Où se conjugue libéralisme, valeurs chrétiennes et extrême droite.
Dans la situation que nous traversons aujourd'hui, le culte des intérêts particuliers balkanise la société en autant de groupes antagonistes. Et ceux-ci se multiplient alors que d'autres reprennent de la vigueur, principalement à l'extrême droite ! Que ce soit le Bloc identitaire, le GUD, Civitas, Dissidence Française, et souvent se retrouvent sur le blog d'Alain Soral, où chez les cathos tradi : Alliance Vita (Christine Boutin), Pro-Vie ; plus ou moins regroupés da,ns "le Printemps Français"...
Il faut s'attendre à une multiplication des actes minoritaires de rétorsion, de vexation, de révoltes, notamment contre le Mariage pour Tous comme ce blocage du TGV ramenant Caroline Fourest de Rennes, de tabassage dans un bar gay, etc.
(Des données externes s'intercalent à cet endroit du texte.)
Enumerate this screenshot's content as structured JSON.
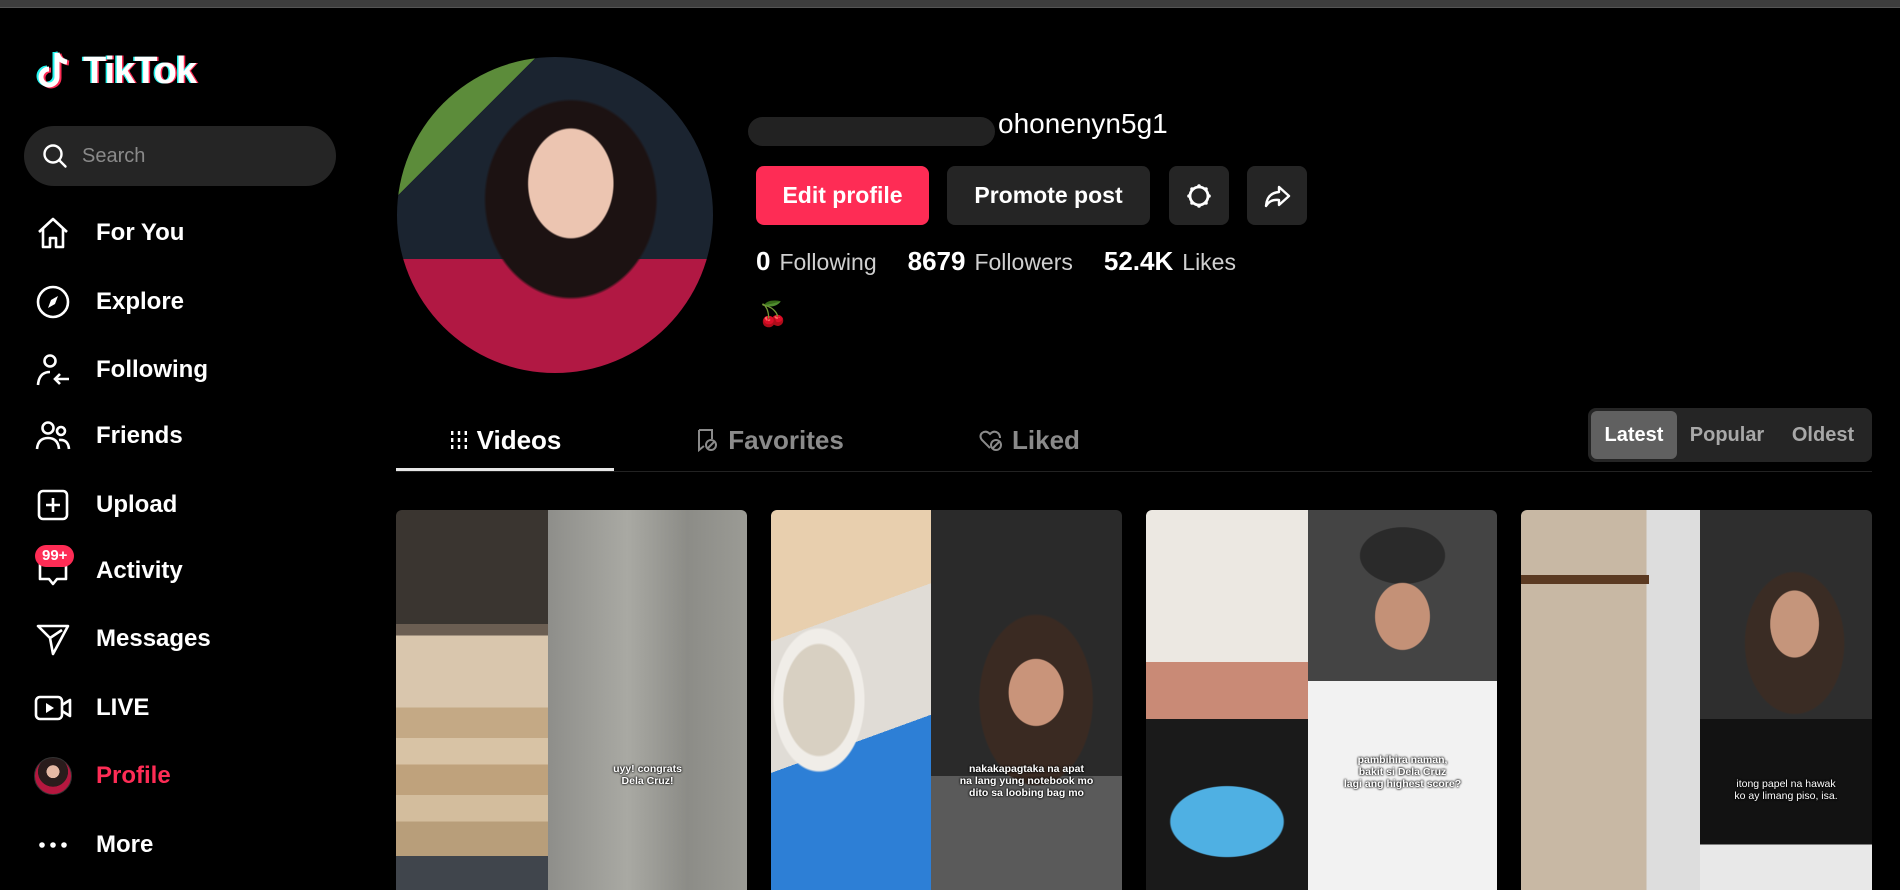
{
  "app": {
    "name": "TikTok",
    "brand_color": "#fe2c55",
    "logo_cyan": "#25f4ee"
  },
  "search": {
    "placeholder": "Search",
    "value": ""
  },
  "sidebar": {
    "items": [
      {
        "label": "For You",
        "icon": "home-icon"
      },
      {
        "label": "Explore",
        "icon": "compass-icon"
      },
      {
        "label": "Following",
        "icon": "user-follow-icon"
      },
      {
        "label": "Friends",
        "icon": "friends-icon"
      },
      {
        "label": "Upload",
        "icon": "plus-square-icon"
      },
      {
        "label": "Activity",
        "icon": "message-bubble-icon",
        "badge": "99+"
      },
      {
        "label": "Messages",
        "icon": "paper-plane-icon"
      },
      {
        "label": "LIVE",
        "icon": "live-camera-icon"
      },
      {
        "label": "Profile",
        "icon": "avatar",
        "active": true
      },
      {
        "label": "More",
        "icon": "more-dots-icon"
      }
    ]
  },
  "profile": {
    "username_visible": "ohonenyn5g1",
    "username_redacted": true,
    "buttons": {
      "edit_profile": "Edit profile",
      "promote_post": "Promote post",
      "settings_icon": "gear-icon",
      "share_icon": "share-icon"
    },
    "stats": [
      {
        "value": "0",
        "label": "Following"
      },
      {
        "value": "8679",
        "label": "Followers"
      },
      {
        "value": "52.4K",
        "label": "Likes"
      }
    ],
    "bio": "🍒"
  },
  "tabs": [
    {
      "label": "Videos",
      "icon": "grid-icon",
      "active": true
    },
    {
      "label": "Favorites",
      "icon": "bookmark-lock-icon",
      "active": false
    },
    {
      "label": "Liked",
      "icon": "heart-lock-icon",
      "active": false
    }
  ],
  "sort": {
    "options": [
      "Latest",
      "Popular",
      "Oldest"
    ],
    "selected": "Latest"
  },
  "videos": [
    {
      "caption": "uyy! congrats\nDela Cruz!"
    },
    {
      "caption": "nakakapagtaka na apat\nna lang yung notebook mo\ndito sa loobing bag mo"
    },
    {
      "caption": "pambihira naman,\nbakit si Dela Cruz\nlagi ang highest score?"
    },
    {
      "caption": "itong papel na hawak\nko ay limang piso, isa."
    }
  ]
}
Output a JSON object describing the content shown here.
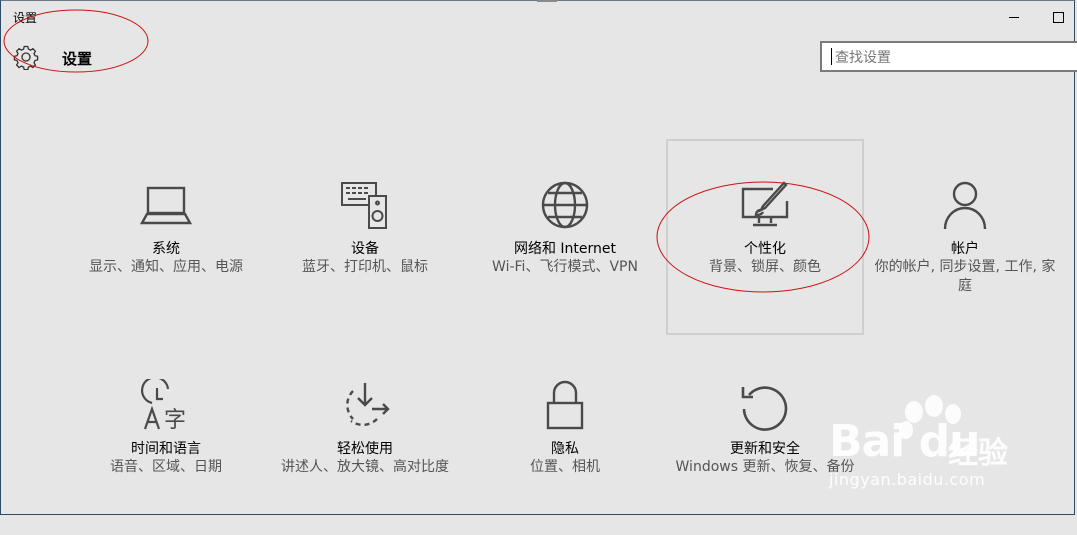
{
  "window": {
    "title": "设置",
    "minimize_icon": "minimize-icon",
    "maximize_icon": "maximize-icon"
  },
  "header": {
    "icon": "gear-icon",
    "title": "设置"
  },
  "search": {
    "placeholder": "查找设置",
    "value": ""
  },
  "tiles": [
    {
      "icon": "laptop-icon",
      "title": "系统",
      "desc": "显示、通知、应用、电源"
    },
    {
      "icon": "devices-icon",
      "title": "设备",
      "desc": "蓝牙、打印机、鼠标"
    },
    {
      "icon": "globe-icon",
      "title": "网络和 Internet",
      "desc": "Wi-Fi、飞行模式、VPN"
    },
    {
      "icon": "personalization-icon",
      "title": "个性化",
      "desc": "背景、锁屏、颜色",
      "selected": true
    },
    {
      "icon": "person-icon",
      "title": "帐户",
      "desc": "你的帐户, 同步设置, 工作, 家庭"
    },
    {
      "icon": "time-language-icon",
      "title": "时间和语言",
      "desc": "语音、区域、日期"
    },
    {
      "icon": "ease-of-access-icon",
      "title": "轻松使用",
      "desc": "讲述人、放大镜、高对比度"
    },
    {
      "icon": "lock-icon",
      "title": "隐私",
      "desc": "位置、相机"
    },
    {
      "icon": "update-icon",
      "title": "更新和安全",
      "desc": "Windows 更新、恢复、备份"
    }
  ],
  "annotations": {
    "color": "#cc0000"
  },
  "watermark": {
    "brand": "Bai du",
    "brand_suffix": "经验",
    "url": "jingyan.baidu.com"
  }
}
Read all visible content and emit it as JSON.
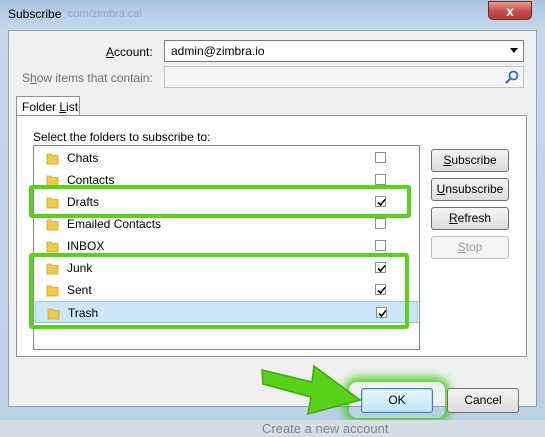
{
  "window": {
    "title": "Subscribe",
    "title_ghost": "com/zimbra.cal",
    "close_label": "x"
  },
  "account": {
    "label_prefix": "",
    "label_underlined": "A",
    "label_rest": "ccount:",
    "value": "admin@zimbra.io"
  },
  "filter": {
    "label_prefix": "S",
    "label_underlined": "h",
    "label_rest": "ow items that contain:",
    "value": ""
  },
  "tab": {
    "label_prefix": "Folder ",
    "label_underlined": "L",
    "label_rest": "ist"
  },
  "list": {
    "instruction": "Select the folders to subscribe to:",
    "folders": [
      {
        "name": "Chats",
        "checked": false,
        "selected": false
      },
      {
        "name": "Contacts",
        "checked": false,
        "selected": false
      },
      {
        "name": "Drafts",
        "checked": true,
        "selected": false
      },
      {
        "name": "Emailed Contacts",
        "checked": false,
        "selected": false
      },
      {
        "name": "INBOX",
        "checked": false,
        "selected": false
      },
      {
        "name": "Junk",
        "checked": true,
        "selected": false
      },
      {
        "name": "Sent",
        "checked": true,
        "selected": false
      },
      {
        "name": "Trash",
        "checked": true,
        "selected": true
      }
    ]
  },
  "buttons": {
    "subscribe": {
      "underlined": "S",
      "rest": "ubscribe"
    },
    "unsubscribe": {
      "underlined": "U",
      "rest": "nsubscribe"
    },
    "refresh": {
      "underlined": "R",
      "rest": "efresh"
    },
    "stop": {
      "underlined": "S",
      "rest": "top"
    },
    "ok": "OK",
    "cancel": "Cancel"
  },
  "background_text": "Create a new account",
  "colors": {
    "highlight": "#5ad21a",
    "selected_row": "#cde6f7",
    "folder": "#f2c94c"
  }
}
Plus complexe est le cas de celles et de ceux qui, sous couvert de défense républicaine, ont abandonné l'universalisme laïque des valeurs républicaines au profit d'une concentration contre l'islam comme Riposte Laïque ou Résistance républicaine. Souvent constitués d'anciens "frères d'armes" militants de luttes communes, les voici désormais voisins de combat de l'extrême droite ! Ne parlent-ils pas du 6 février 1934... L'histoire, parfois, bégaie.